The other hero is a chap originally from Blighty but relocated to Oz, no it’s not Yahtzee Crowshaw, it’s Damian Pallett, a mate of Lorna Brookes (she of Odyssey logistics fame). He’s taken on the challenge of getting me around the Pacific in one piece and before the world ends on December 20th 2012 (if John Cusack is to be believed). And, by Jove I think he’s come up with a solution that in the finest bolt-n-build-your-own-adventure style might just be the golden ticket.
I can’t give to much away at this point, but suffice to say that between myself, Alex and Damian things are beginning to crystallise into what I can only describe as a kick-ass plan that is more cunning than a silver-tongued fox that’s just been appointed professor of cunning linguistics at the University of East Anglia.
BUT FIRST I need to get to Palau and Papua New Guinea (PNG), on my own, unsupported and on a shoestring. This is not going to be easy. Here’s how I’m going to spend my December of 2010:
TODAY: Commence operation HATI-HATI. I need to get the next boat to Sorong in West Papua. This ship will leave the Island of Sulawesi a week tomorrow. I have two options:
1. Wait here in Kupang until Friday, get to Sulawesi on Sunday, get the West Papua ferry on Money
2. Bugger this for a game of soldiers, race back to Bali, GET MY REPLACMENT HAT, take the Pelni ferry leaving Surabaya (Java) a week today. I will arrive at the same time as I would by staying in Kupang.
I opt for…
Right… I have to get down to Kupang port and board the ferry back to the island of Flores. It leaves in a couple of hours. I better get my skates on.

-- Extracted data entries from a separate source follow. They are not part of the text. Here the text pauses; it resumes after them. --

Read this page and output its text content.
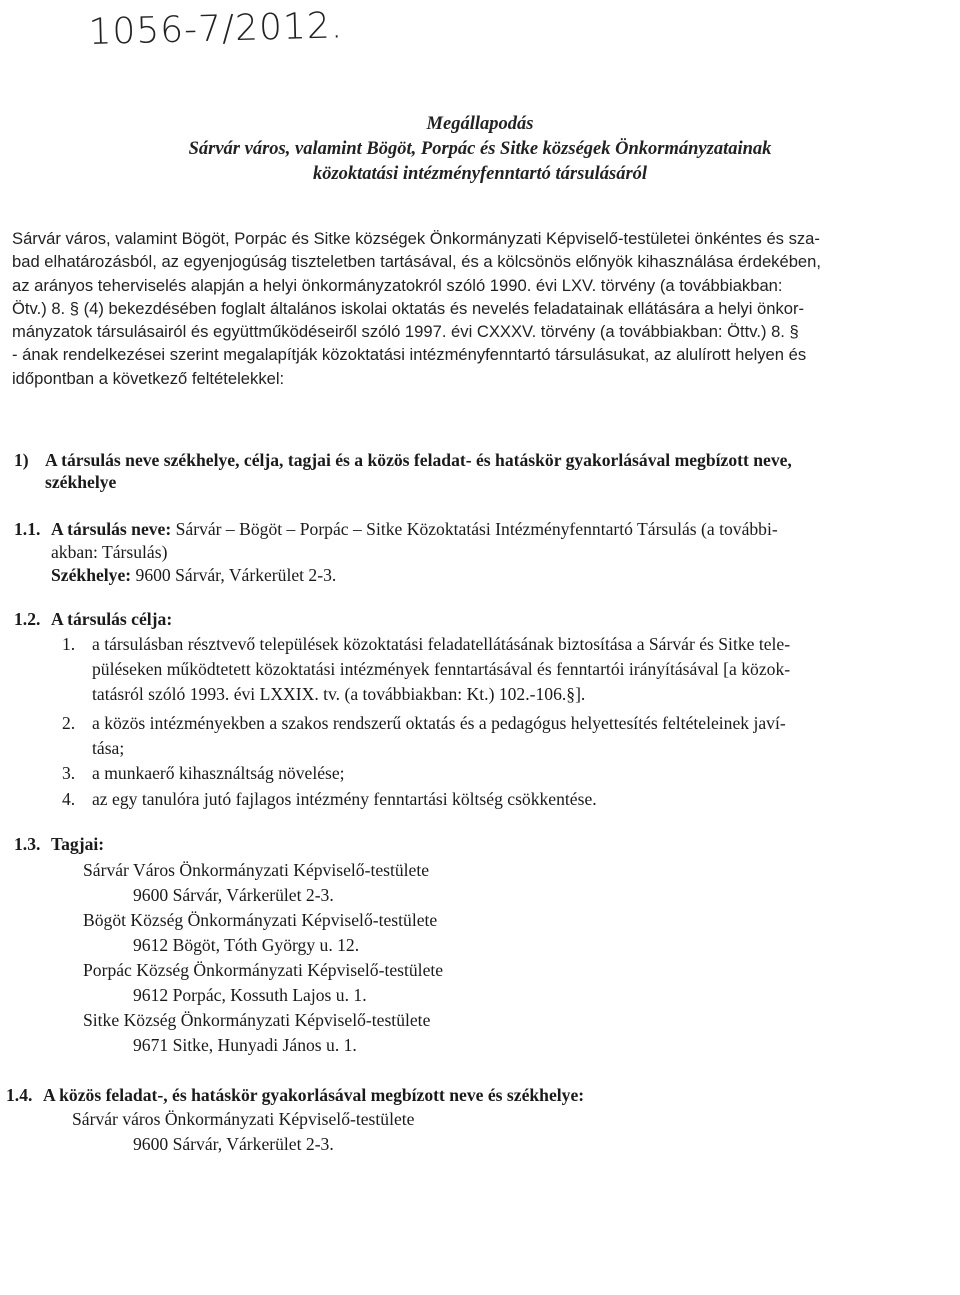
1056-7/2012.
Megállapodás
Sárvár város, valamint Bögöt, Porpác és Sitke községek Önkormányzatainak
közoktatási intézményfenntartó társulásáról
Sárvár város, valamint Bögöt, Porpác és Sitke községek Önkormányzati Képviselő-testületei önkéntes és sza-
bad elhatározásból, az egyenjogúság tiszteletben tartásával, és a kölcsönös előnyök kihasználása érdekében,
az arányos teherviselés alapján a helyi önkormányzatokról szóló 1990. évi LXV. törvény (a továbbiakban:
Ötv.) 8. § (4) bekezdésében foglalt általános iskolai oktatás és nevelés feladatainak ellátására a helyi önkor-
mányzatok társulásairól és együttműködéseiről szóló 1997. évi CXXXV. törvény (a továbbiakban: Öttv.) 8. §
- ának rendelkezései szerint megalapítják közoktatási intézményfenntartó társulásukat, az alulírott helyen és
időpontban a következő feltételekkel:
1) A társulás neve székhelye, célja, tagjai és a közös feladat- és hatáskör gyakorlásával megbízott neve,
székhelye
1.1. A társulás neve: Sárvár – Bögöt – Porpác – Sitke Közoktatási Intézményfenntartó Társulás (a további-
akban: Társulás)
Székhelye: 9600 Sárvár, Várkerület 2-3.
1.2. A társulás célja:
1. a társulásban résztvevő települések közoktatási feladatellátásának biztosítása a Sárvár és Sitke tele-
püléseken működtetett közoktatási intézmények fenntartásával és fenntartói irányításával [a közok-
tatásról szóló 1993. évi LXXIX. tv. (a továbbiakban: Kt.) 102.-106.§].
2. a közös intézményekben a szakos rendszerű oktatás és a pedagógus helyettesítés feltételeinek javí-
tása;
3. a munkaerő kihasználtság növelése;
4. az egy tanulóra jutó fajlagos intézmény fenntartási költség csökkentése.
1.3. Tagjai:
Sárvár Város Önkormányzati Képviselő-testülete
9600 Sárvár, Várkerület 2-3.
Bögöt Község Önkormányzati Képviselő-testülete
9612 Bögöt, Tóth György u. 12.
Porpác Község Önkormányzati Képviselő-testülete
9612 Porpác, Kossuth Lajos u. 1.
Sitke Község Önkormányzati Képviselő-testülete
9671 Sitke, Hunyadi János u. 1.
1.4. A közös feladat-, és hatáskör gyakorlásával megbízott neve és székhelye:
Sárvár város Önkormányzati Képviselő-testülete
9600 Sárvár, Várkerület 2-3.
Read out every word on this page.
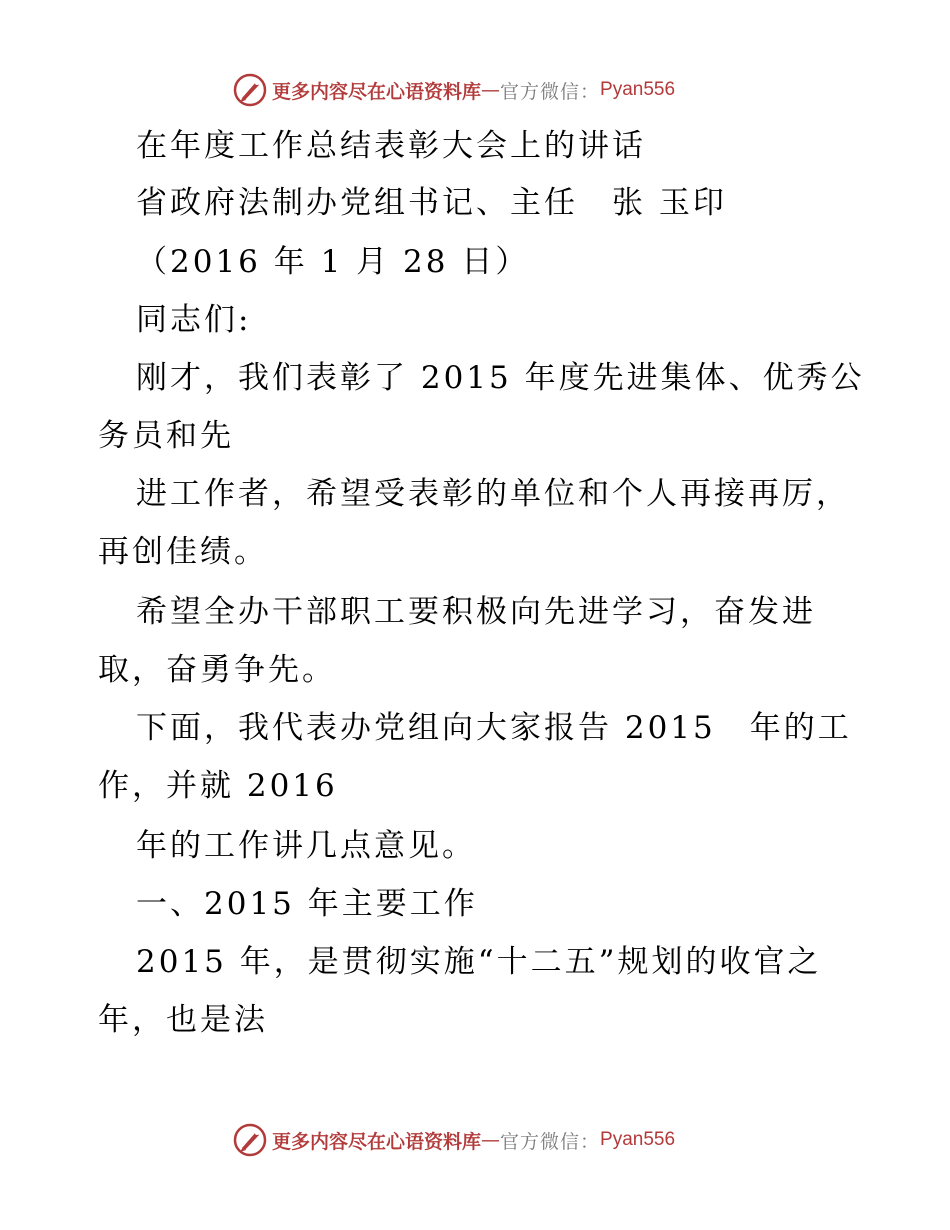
更多内容尽在心语资料库 — 官方微信： Pyan556
在年度工作总结表彰大会上的讲话
省政府法制办党组书记、主任　张 玉印
（2016 年 1 月 28 日）
同志们:
刚才，我们表彰了 2015 年度先进集体、优秀公
务员和先
进工作者，希望受表彰的单位和个人再接再厉，
再创佳绩。
希望全办干部职工要积极向先进学习，奋发进
取，奋勇争先。
下面，我代表办党组向大家报告 2015　年的工
作，并就 2016
年的工作讲几点意见。
一、2015 年主要工作
2015 年，是贯彻实施“十二五”规划的收官之
年，也是法
更多内容尽在心语资料库 — 官方微信： Pyan556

TOMORROW: I have to race as fast as I can across Flores, from West to East. It may take a few days.
WEDNESDAY: Hopefully arrive in Labuanbajo in the East of Flores.
THURSDAY: Morning boat to Sumbawa, overnight bus across the island.
FRIDAY: Ferry to Lombok, Ferry to Bali, bus to Seminyak, meet with Neil, pick up NEW HAT.
SATURDAY: Ferry and bus to Surabaya in Java.
SUNDAY: Pelni Ferry to Makassar in Sulawesi island. Like this:
A WEEK ON WEDNESDAY: Arrive in Sorong, West Papua. Beg the local ex-pats to join me on a (fun!) sailing trip to Helen Reef in Palau. Don’t know how long this will take, could conceivably take the rest of December. Or my life.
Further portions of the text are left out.